You ask about the effect:
What would the consequences be of removing Common from a large
majority of creatures?
It often makes the game needlessly difficult
We - the people I played with from about 1975 to about 1987 - tried this in early versions of the game1, in a variety of ways, and it simply slowed down play with little to no other benefit unless Common was indeed a very common means for communication in a game where role-playing, which has a heavy communication element, matters.
I am even running into this problem in a published adventure in 5e where a key NPC does not speak common, and only one of our five PCs speaks Elvish. We had to do this awkward translation thing: "OK, so he says to him {content}" and then that PC has to tell everyone else.
I finally decided "Heck with it, this NPC speaks Common!" (and the PC version of sea elves speak common per DDB) so that we could Play This Game - which is far more of a fun game when you aren't slowing it down with waiting for one PC to translate for all of the others.
Languages differences can make for great and rewarding play
A few years ago we, the players, had a challenge: none of us spoke goblin and we were in the jungles of Chult.
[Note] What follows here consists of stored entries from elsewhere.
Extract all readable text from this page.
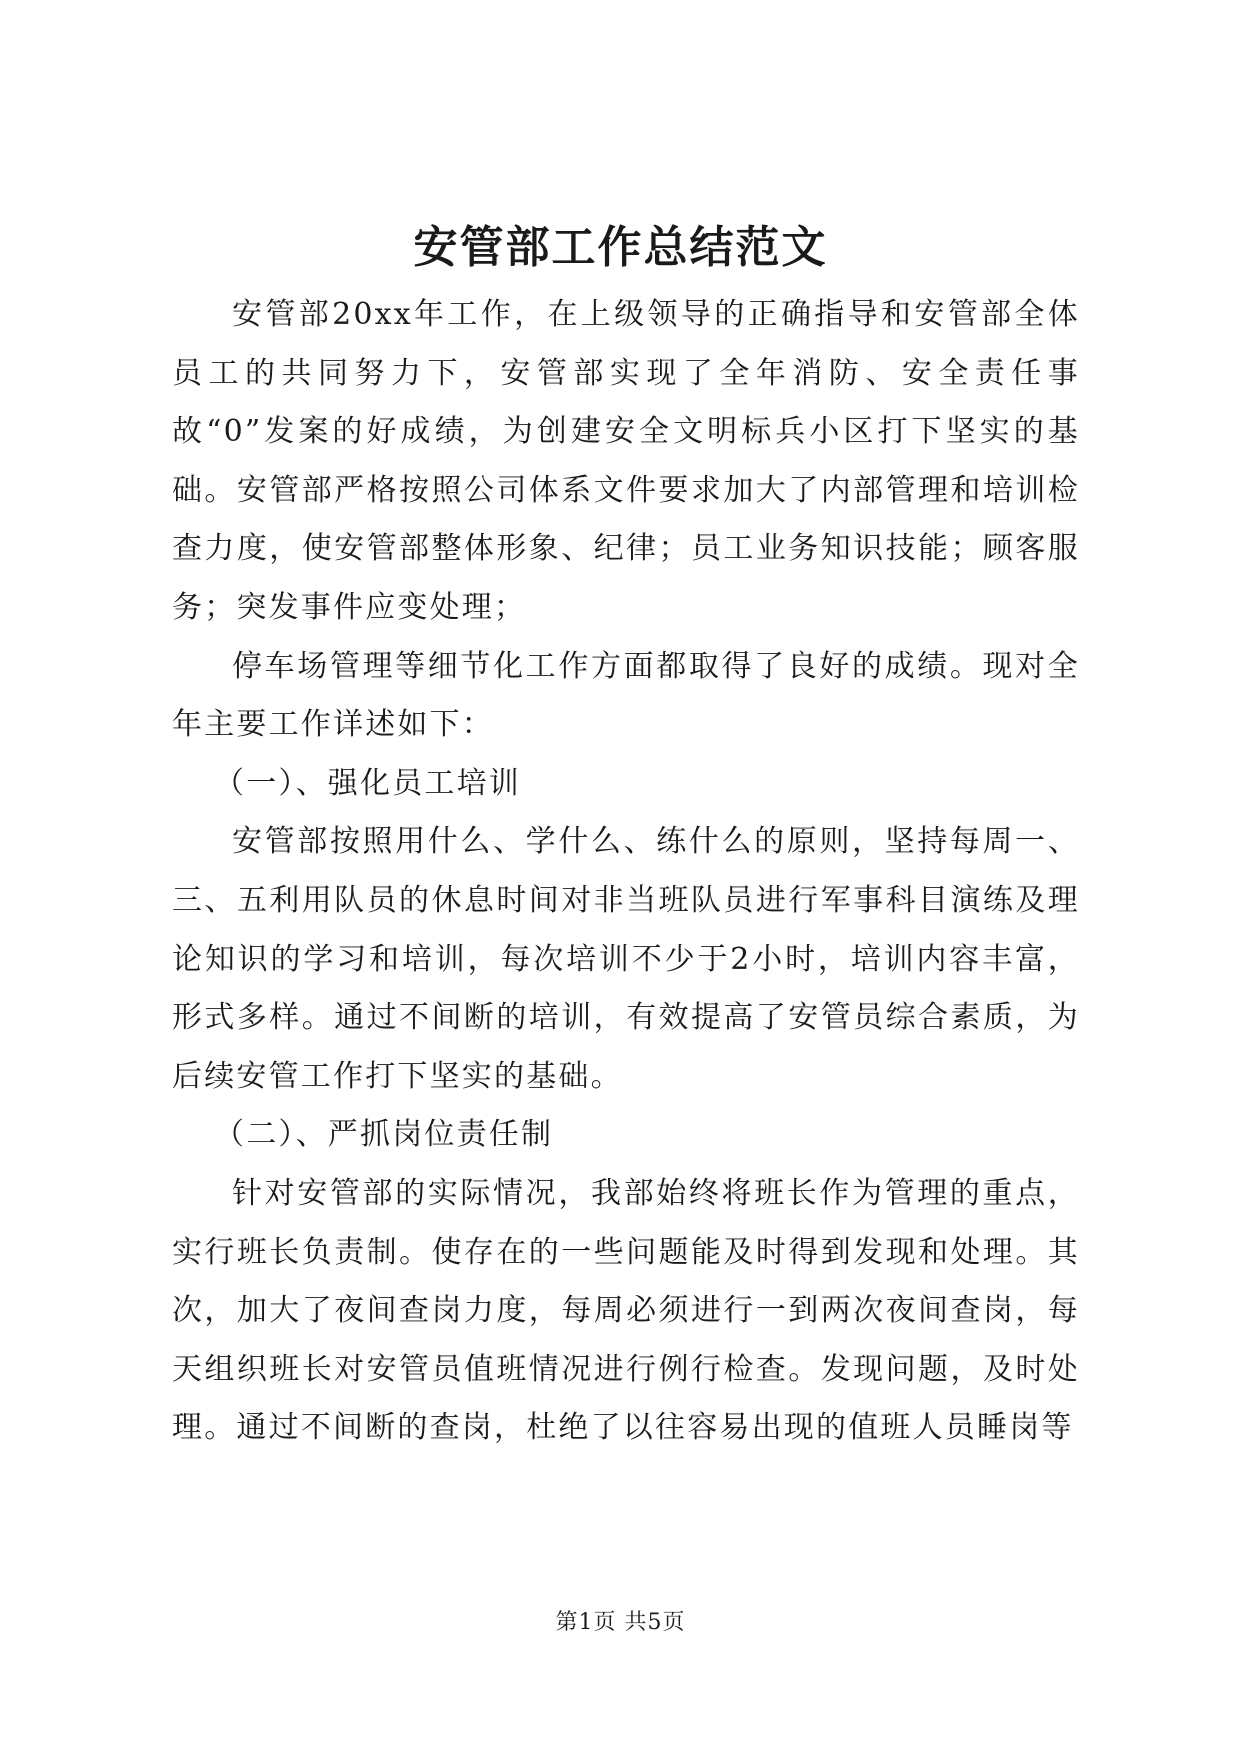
安管部工作总结范文

安管部20xx年工作，在上级领导的正确指导和安管部全体员工的共同努力下，安管部实现了全年消防、安全责任事故“0”发案的好成绩，为创建安全文明标兵小区打下坚实的基础。安管部严格按照公司体系文件要求加大了内部管理和培训检查力度，使安管部整体形象、纪律；员工业务知识技能；顾客服务；突发事件应变处理；

停车场管理等细节化工作方面都取得了良好的成绩。现对全年主要工作详述如下：

（一）、强化员工培训

安管部按照用什么、学什么、练什么的原则，坚持每周一、三、五利用队员的休息时间对非当班队员进行军事科目演练及理论知识的学习和培训，每次培训不少于2小时，培训内容丰富，形式多样。通过不间断的培训，有效提高了安管员综合素质，为后续安管工作打下坚实的基础。

（二）、严抓岗位责任制

针对安管部的实际情况，我部始终将班长作为管理的重点，实行班长负责制。使存在的一些问题能及时得到发现和处理。其次，加大了夜间查岗力度，每周必须进行一到两次夜间查岗，每天组织班长对安管员值班情况进行例行检查。发现问题，及时处理。通过不间断的查岗，杜绝了以往容易出现的值班人员睡岗等

第1页 共5页
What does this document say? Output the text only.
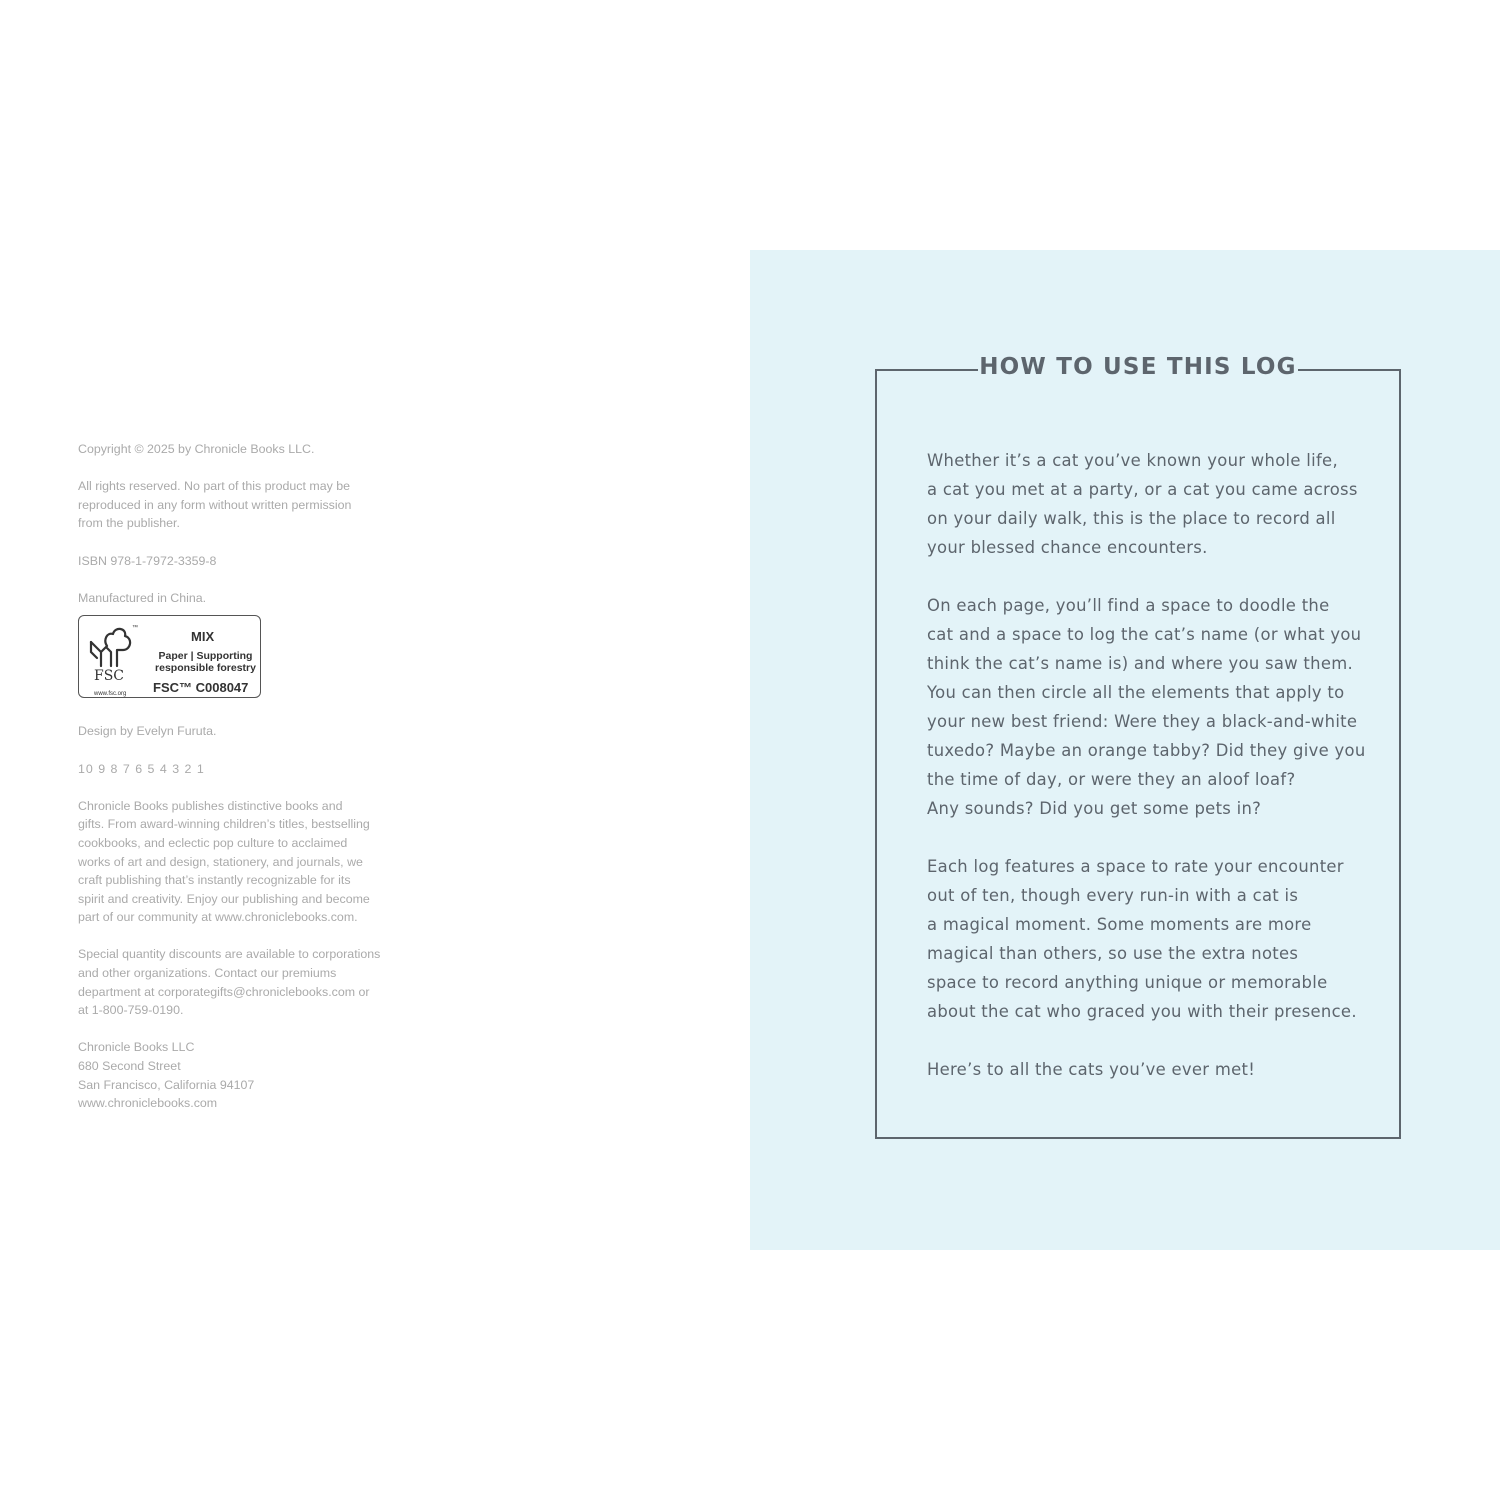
Copyright © 2025 by Chronicle Books LLC.

All rights reserved. No part of this product may be
reproduced in any form without written permission
from the publisher.

ISBN 978-1-7972-3359-8

Manufactured in China.

™
FSC
www.fsc.org
MIX
Paper | Supporting
responsible forestry
FSC™ C008047

Design by Evelyn Furuta.

10 9 8 7 6 5 4 3 2 1

Chronicle Books publishes distinctive books and
gifts. From award-winning children’s titles, bestselling
cookbooks, and eclectic pop culture to acclaimed
works of art and design, stationery, and journals, we
craft publishing that’s instantly recognizable for its
spirit and creativity. Enjoy our publishing and become
part of our community at www.chroniclebooks.com.

Special quantity discounts are available to corporations
and other organizations. Contact our premiums
department at corporategifts@chroniclebooks.com or
at 1-800-759-0190.

Chronicle Books LLC
680 Second Street
San Francisco, California 94107
www.chroniclebooks.com

HOW TO USE THIS LOG

Whether it’s a cat you’ve known your whole life,
a cat you met at a party, or a cat you came across
on your daily walk, this is the place to record all
your blessed chance encounters.

On each page, you’ll find a space to doodle the
cat and a space to log the cat’s name (or what you
think the cat’s name is) and where you saw them.
You can then circle all the elements that apply to
your new best friend: Were they a black-and-white
tuxedo? Maybe an orange tabby? Did they give you
the time of day, or were they an aloof loaf?
Any sounds? Did you get some pets in?

Each log features a space to rate your encounter
out of ten, though every run-in with a cat is
a magical moment. Some moments are more
magical than others, so use the extra notes
space to record anything unique or memorable
about the cat who graced you with their presence.

Here’s to all the cats you’ve ever met!
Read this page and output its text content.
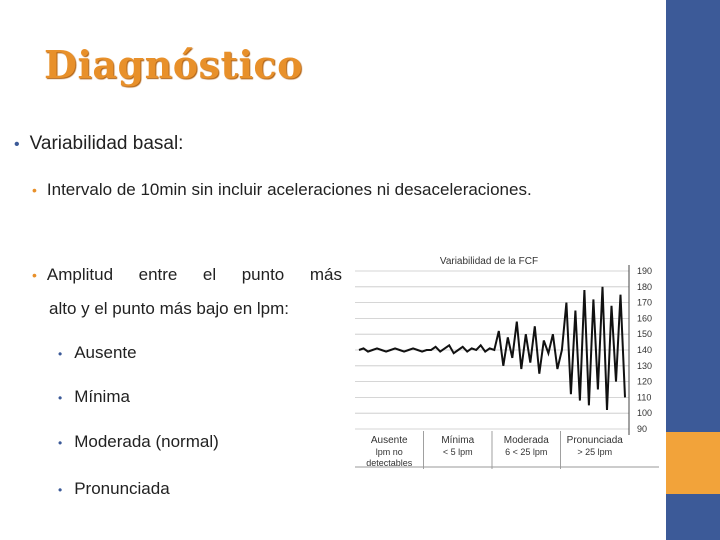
Diagnóstico
• Variabilidad basal:
• Intervalo de 10min sin incluir aceleraciones ni desaceleraciones.
• Amplitud entre el punto más
alto y el punto más bajo en lpm:
• Ausente
• Mínima
• Moderada (normal)
• Pronunciada
Variabilidad de la FCF
190
180
170
160
150
140
130
120
110
100
90
Ausente
lpm no
detectables
Mínima
< 5 lpm
Moderada
6 < 25 lpm
Pronunciada
> 25 lpm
The Batiri did not speak Common . So, for this Single encounter, we had to arrive at a novel way to communicate with them, and we did. The Bard kept casting Minor Illusion to show pictures of what we were trying to convey, and, he had already cast Comprehend languages so that he understood their response. The other party members described their sign language efforts.
This was great for an occasional challenge; it's lousy for a session after session, encounter after encounter, obstacle to communicating with NPCs and other denizens of the imagined world. Role playing games are built on being able to communicate with one another at the table.
Depending on who you have at the table, using a variety of languages to inform a style of game play can be fun; but the appeal of that style varies widely. (Thanks @GMJoe for reminding me of that Q&A). This is a style that you need to discuss and try out with your players. If you all like it, then have fun with it. It may take a few sessions to see what other adaptations your table wants to make.
Having Common as an almost universal lingua franca makes the game play more smoothly.
Having NPCs and monsters not speak Common makes for an interesting exception now and again, but does not make for an interesting standard situation.
You want languages to matter more?
OK, do that, but I suggest that you pick your spots. Or, provide some means, via spell or magic item that perhaps have a cost or an opportunity cost, that allows most interactions to be smoothly executed at the table.
One possible silver lining
If you choose to make languages and language proficiency matter more, it gives you a way to spread the spotlight around depending on who speaks a given language that is needed for a given situation.
1 D&D is the game I refer to. PF is a spawn of D&D 3.5e which has carried over many of the conventions in the game's DNA: Common being very common is one such.